August 1945, and the Decision to Drop the Bomb

August 11, 2003
 

To the Editor: 

Nicholas D. Kristof (column, Aug. 5) writes that modern
Japanese scholarship "has bolstered" the "U.S. moral
position" in the atomic bombings of Hiroshima and Nagasaki.
But this is true only if one asks the wrong question and
ignores the critical issue. 

Of course, the Japanese military wanted to continue to
fight; no one disputes this. Would it have been allowed to
do so, however, once the impact of the Red Army's entrance
into the war had been digested - and had assurances been
given to Emperor Hirohito (as was done in August 1945)? 

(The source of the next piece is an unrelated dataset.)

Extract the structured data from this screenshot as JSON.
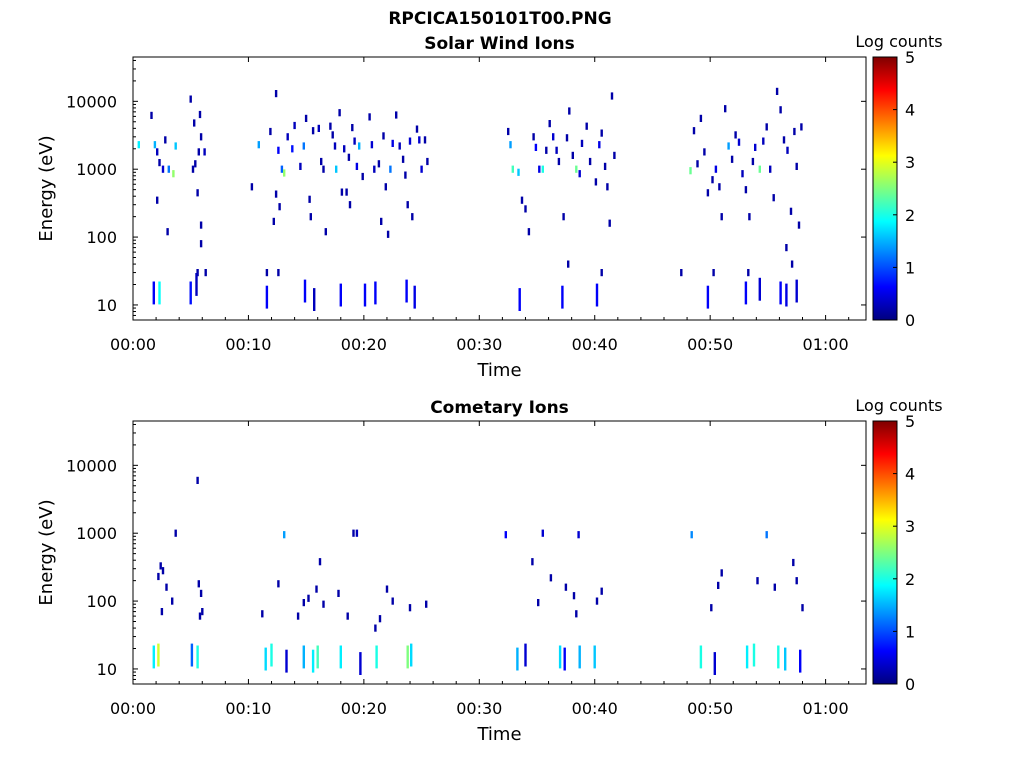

Not in the judgment of American intelligence as early as
April 1945 - which is why the United States arranged for
Russian agreement to enter the war in early August (until
the atomic bomb gave it an alternative). And not in the
judgment of other modern Japanese historians. 

Not only was the Red Army likely to chew up what remained
of Japan's best divisions in Manchuria (thereby hitting the
military where it counted); an attack by the Soviet Union
was seen as a mortal political threat to the entire
imperial system. 

The judgment of the vast majority of top American military
leaders was that the bombings were unnecessary - including
(among many others), Generals Eisenhower, MacArthur, LeMay
and Arnold, and Adm. William D. Leahy, chairman of the
Joint Chiefs of Staff and chief of staff to the president. 
Gar Alperovitz 
Ogden, Quebec, Aug. 6, 2003 
The writer is the author of "The Decision to Use the Atomic Bomb."